産業医大は今年5月、若松病院を来年5月をめどに閉院し、医療機能を本院である産業医科大学病院へ集約すると発表した。地元住民には少なからぬショックが広がっている。
「病院を替えるのはつらい」
若松区に暮らす80代の山本和子さん(仮名)は、6年前から若松病院に通ってきた。
消化器系疾患があり、今後も経過観察で定期的な検査を受ける必要がある。機能集約後は本院に通う予定だが、本院は若松病院から西に約10キロだ。

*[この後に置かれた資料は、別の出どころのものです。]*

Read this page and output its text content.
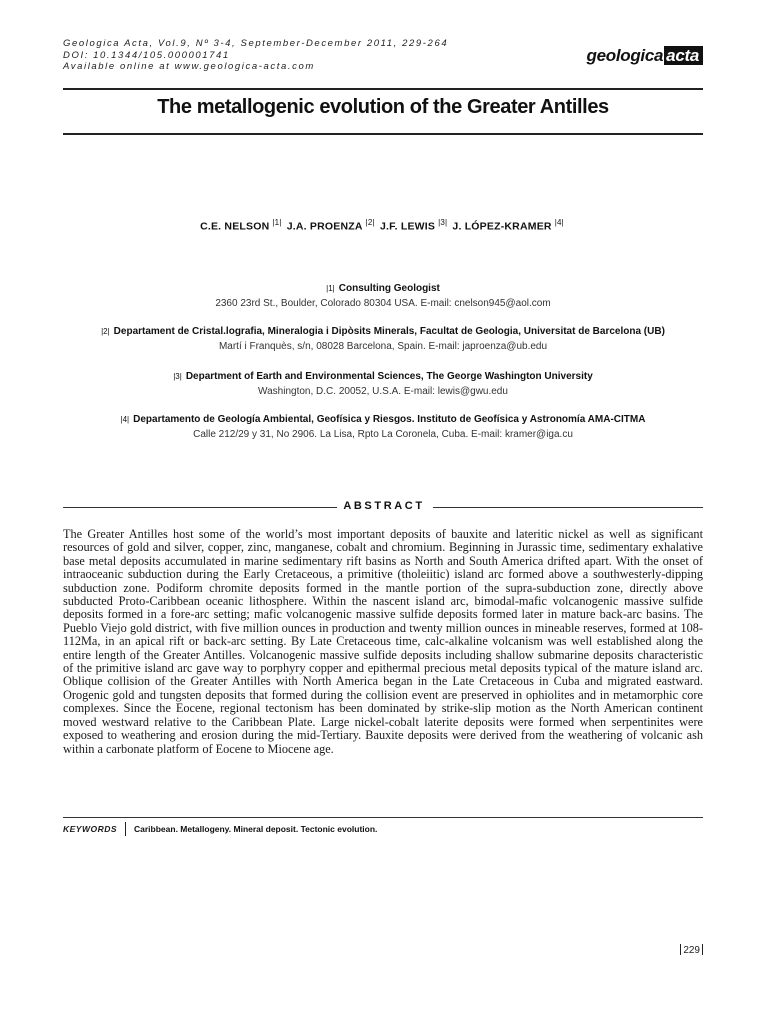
Geologica Acta, Vol.9, Nº 3-4, September-December 2011, 229-264
DOI: 10.1344/105.000001741
Available online at www.geologica-acta.com
geologica acta
The metallogenic evolution of the Greater Antilles
C.E. NELSON $^{|1|}$ J.A. PROENZA $^{|2|}$ J.F. LEWIS $^{|3|}$ J. LÓPEZ-KRAMER $^{|4|}$
|1| Consulting Geologist
2360 23rd St., Boulder, Colorado 80304 USA. E-mail: cnelson945@aol.com
|2| Departament de Cristal.lografia, Mineralogia i Dipòsits Minerals, Facultat de Geologia, Universitat de Barcelona (UB)
Martí i Franquès, s/n, 08028 Barcelona, Spain. E-mail: japroenza@ub.edu
|3| Department of Earth and Environmental Sciences, The George Washington University
Washington, D.C. 20052, U.S.A. E-mail: lewis@gwu.edu
|4| Departamento de Geología Ambiental, Geofísica y Riesgos. Instituto de Geofísica y Astronomía AMA-CITMA
Calle 212/29 y 31, No 2906. La Lisa, Rpto La Coronela, Cuba. E-mail: kramer@iga.cu
ABSTRACT

The Greater Antilles host some of the world’s most important deposits of bauxite and lateritic nickel as well as significant resources of gold and silver, copper, zinc, manganese, cobalt and chromium. Beginning in Jurassic time, sedimentary exhalative base metal deposits accumulated in marine sedimentary rift basins as North and South America drifted apart. With the onset of intraoceanic subduction during the Early Cretaceous, a primitive (tholeiitic) island arc formed above a southwesterly-dipping subduction zone. Podiform chromite deposits formed in the mantle portion of the supra-subduction zone, directly above subducted Proto-Caribbean oceanic lithosphere. Within the nascent island arc, bimodal-mafic volcanogenic massive sulfide deposits formed in a fore-arc setting; mafic volcanogenic massive sulfide deposits formed later in mature back-arc basins. The Pueblo Viejo gold district, with five million ounces in production and twenty million ounces in mineable reserves, formed at 108-112Ma, in an apical rift or back-arc setting. By Late Cretaceous time, calc-alkaline volcanism was well established along the entire length of the Greater Antilles. Volcanogenic massive sulfide deposits including shallow submarine deposits characteristic of the primitive island arc gave way to porphyry copper and epithermal precious metal deposits typical of the mature island arc. Oblique collision of the Greater Antilles with North America began in the Late Cretaceous in Cuba and migrated eastward. Orogenic gold and tungsten deposits that formed during the collision event are preserved in ophiolites and in metamorphic core complexes. Since the Eocene, regional tectonism has been dominated by strike-slip motion as the North American continent moved westward relative to the Caribbean Plate. Large nickel-cobalt laterite deposits were formed when serpentinites were exposed to weathering and erosion during the mid-Tertiary. Bauxite deposits were derived from the weathering of volcanic ash within a carbonate platform of Eocene to Miocene age.

KEYWORDS Caribbean. Metallogeny. Mineral deposit. Tectonic evolution.
229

「これまで検査で何度か本院に行きましたが、朝8時半に着いても採血の順番が100番を超え、2時間待ちのこともあります。帰る頃にはぐったりします」
一方、若松病院では帰りがけに買い物ができるほど体力が残るという。
「そんな病院に通えなくなるのは本当に残念です」
医療機関の閉院、倒産が今、全国各地で起きている。帝国データバンクによると、2025年に倒産した病院・診療所・歯科医院の経営事業者は66件、休廃業・解散は823件に達し、いずれも過去最多を更新した。倒産の主な原因は「収入の減少」で、72.7%を占めた。
経営悪化は地域の小規模な医療機関に限らない。高度な医療を担い、経営基盤も比較的安定していると思われがちな大学病院も揺れている。全国医学部長病院長会議の調査では、2024年度、全国81大学病院本院の約7割が赤字だった。